- Dudka in 2009

3rd Governor of Tula Oblast
- In office 29 April 2005 – 29 July 2011
- Preceded by: Vasily Starodubtsev
- Succeeded by: Vladimir Gruzdev

Personal details
- Born: 23 April 1960 (age 66) Tula, RSFSR, Soviet Union
- Party: United Russia (2007–2011)

Military service
- Allegiance: Soviet Union Russia
- Branch/service: GRAU
- Years of service: 1982–1998
- Rank: Colonel

= Vyacheslav Dudka =

Russian politician (born 1960)

Vyacheslav Dmitriyevich Dudka (Вячеслав Дмитриевич Дудка; born 23 April 1960) is a Russian politician who served as the governor of Tula Oblast 2005–2011.

Vyacheslav Dudka was born in 1960 in Tula, Russia. In 1982 he graduated from the Tula high school of artillery engineers. From 1986 to 1998 Dudka served in the Main Missile and Artillery Directorate of Soviet and then Russian army.
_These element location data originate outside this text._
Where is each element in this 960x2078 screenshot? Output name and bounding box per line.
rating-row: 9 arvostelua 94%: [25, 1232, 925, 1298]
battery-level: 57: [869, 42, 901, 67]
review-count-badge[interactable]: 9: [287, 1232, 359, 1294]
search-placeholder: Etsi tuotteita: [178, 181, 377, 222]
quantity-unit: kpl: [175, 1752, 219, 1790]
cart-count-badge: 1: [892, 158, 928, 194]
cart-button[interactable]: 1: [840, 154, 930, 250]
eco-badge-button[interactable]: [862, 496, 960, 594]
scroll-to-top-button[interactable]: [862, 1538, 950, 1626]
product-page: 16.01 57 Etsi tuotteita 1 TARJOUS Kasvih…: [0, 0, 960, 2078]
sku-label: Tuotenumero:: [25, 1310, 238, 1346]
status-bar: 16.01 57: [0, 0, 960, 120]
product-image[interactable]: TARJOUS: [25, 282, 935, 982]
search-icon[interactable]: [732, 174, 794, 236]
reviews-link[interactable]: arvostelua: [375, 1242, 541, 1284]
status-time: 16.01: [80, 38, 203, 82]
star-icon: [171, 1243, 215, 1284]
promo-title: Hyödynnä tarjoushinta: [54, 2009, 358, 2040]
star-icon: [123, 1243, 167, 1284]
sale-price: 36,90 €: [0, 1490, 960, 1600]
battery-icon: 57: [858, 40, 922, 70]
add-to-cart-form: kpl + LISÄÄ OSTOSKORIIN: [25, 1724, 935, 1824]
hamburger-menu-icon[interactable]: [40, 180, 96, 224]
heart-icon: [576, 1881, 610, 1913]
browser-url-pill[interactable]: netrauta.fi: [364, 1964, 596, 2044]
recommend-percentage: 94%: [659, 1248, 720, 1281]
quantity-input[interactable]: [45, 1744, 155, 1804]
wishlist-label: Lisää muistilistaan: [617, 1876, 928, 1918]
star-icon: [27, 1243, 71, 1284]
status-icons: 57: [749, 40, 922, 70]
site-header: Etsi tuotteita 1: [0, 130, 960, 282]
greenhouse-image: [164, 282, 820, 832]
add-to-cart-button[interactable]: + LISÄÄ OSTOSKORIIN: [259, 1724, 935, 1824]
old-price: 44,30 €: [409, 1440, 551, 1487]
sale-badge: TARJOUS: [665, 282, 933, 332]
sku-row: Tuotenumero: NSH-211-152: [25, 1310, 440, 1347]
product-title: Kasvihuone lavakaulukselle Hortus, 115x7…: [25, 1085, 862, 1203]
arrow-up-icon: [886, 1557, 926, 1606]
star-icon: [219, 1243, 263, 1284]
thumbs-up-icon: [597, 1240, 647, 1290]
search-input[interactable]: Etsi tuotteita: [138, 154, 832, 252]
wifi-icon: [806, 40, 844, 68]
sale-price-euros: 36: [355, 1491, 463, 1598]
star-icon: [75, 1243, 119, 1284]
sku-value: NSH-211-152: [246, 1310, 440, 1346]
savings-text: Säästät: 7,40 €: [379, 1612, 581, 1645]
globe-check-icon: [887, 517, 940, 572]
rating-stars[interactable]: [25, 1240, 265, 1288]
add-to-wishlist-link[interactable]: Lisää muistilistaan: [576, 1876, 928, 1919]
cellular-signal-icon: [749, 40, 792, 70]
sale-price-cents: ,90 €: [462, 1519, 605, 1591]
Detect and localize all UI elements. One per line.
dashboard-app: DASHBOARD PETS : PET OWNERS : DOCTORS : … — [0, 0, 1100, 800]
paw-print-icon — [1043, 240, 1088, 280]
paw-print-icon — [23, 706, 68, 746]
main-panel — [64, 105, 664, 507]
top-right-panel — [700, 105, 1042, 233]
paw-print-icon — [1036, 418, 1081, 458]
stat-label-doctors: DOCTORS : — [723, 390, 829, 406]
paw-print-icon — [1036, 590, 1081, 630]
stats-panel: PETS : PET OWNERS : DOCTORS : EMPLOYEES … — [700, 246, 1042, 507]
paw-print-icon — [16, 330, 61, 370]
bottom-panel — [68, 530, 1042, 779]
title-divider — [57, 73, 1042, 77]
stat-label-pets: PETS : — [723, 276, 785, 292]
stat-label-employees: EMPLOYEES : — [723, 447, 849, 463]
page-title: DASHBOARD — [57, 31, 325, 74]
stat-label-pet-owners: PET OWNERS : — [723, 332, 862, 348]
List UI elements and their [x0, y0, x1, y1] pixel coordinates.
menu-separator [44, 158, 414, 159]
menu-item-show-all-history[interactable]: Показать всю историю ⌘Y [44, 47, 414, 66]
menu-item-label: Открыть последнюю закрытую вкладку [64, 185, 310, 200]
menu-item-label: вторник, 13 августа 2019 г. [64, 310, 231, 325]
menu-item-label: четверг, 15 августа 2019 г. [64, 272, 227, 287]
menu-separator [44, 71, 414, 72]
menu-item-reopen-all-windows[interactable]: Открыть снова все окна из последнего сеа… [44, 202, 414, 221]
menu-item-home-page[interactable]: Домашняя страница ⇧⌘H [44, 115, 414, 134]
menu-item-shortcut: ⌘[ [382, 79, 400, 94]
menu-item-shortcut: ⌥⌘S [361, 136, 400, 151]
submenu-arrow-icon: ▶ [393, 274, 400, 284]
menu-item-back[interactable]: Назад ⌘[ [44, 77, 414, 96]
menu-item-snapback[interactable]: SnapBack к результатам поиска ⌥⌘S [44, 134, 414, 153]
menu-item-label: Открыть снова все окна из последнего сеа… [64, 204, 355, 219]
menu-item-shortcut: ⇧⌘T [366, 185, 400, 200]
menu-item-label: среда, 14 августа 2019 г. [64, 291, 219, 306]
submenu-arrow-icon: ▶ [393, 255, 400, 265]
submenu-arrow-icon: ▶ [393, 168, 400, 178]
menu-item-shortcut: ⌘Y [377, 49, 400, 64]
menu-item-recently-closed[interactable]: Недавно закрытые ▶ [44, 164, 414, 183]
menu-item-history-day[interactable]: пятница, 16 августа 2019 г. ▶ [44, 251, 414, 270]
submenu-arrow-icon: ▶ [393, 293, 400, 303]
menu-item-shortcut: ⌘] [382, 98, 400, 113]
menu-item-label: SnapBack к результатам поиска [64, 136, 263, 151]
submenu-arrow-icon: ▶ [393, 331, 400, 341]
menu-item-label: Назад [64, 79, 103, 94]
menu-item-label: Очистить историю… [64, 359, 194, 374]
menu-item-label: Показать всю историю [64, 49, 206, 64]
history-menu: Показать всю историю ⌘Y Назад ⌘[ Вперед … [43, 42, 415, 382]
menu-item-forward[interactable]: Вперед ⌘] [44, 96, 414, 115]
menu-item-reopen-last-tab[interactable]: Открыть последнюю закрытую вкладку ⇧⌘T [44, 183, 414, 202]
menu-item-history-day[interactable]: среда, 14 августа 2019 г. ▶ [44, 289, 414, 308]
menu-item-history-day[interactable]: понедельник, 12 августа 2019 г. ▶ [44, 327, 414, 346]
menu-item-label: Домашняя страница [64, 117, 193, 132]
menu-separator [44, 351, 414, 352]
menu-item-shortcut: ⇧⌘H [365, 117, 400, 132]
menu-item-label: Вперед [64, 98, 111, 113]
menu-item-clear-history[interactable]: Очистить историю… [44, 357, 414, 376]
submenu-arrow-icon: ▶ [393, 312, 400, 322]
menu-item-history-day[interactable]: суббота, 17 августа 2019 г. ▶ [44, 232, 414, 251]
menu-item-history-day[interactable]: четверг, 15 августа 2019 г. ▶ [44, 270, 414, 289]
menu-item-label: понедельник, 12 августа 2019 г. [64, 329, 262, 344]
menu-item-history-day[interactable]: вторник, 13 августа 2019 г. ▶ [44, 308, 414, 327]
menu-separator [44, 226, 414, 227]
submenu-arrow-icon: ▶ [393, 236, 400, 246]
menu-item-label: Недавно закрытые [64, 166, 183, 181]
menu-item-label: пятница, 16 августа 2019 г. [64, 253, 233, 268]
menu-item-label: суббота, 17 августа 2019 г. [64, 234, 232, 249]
Since 2000 he was deputy general director of the KBP Instrument Design Bureau, one of the top enterprises of Russia's defence industry. In 2003, Dudka became a part of "president's personnel reserve" and replaced communist governor Vasily Starodubtsev in April 2005. In 2010 Dudka was renominated for a second term by president Dmitry Medvedev.

On 29 July 2011 Dudka resigned from his post of the governor. Some sources connected his dismissal with the corruption scandal in which Dudka may be involved. Eventually, in 2013, Dudka was sentenced for 9.5 years of penal colony for bribetaking. He was granted parole in June 2018.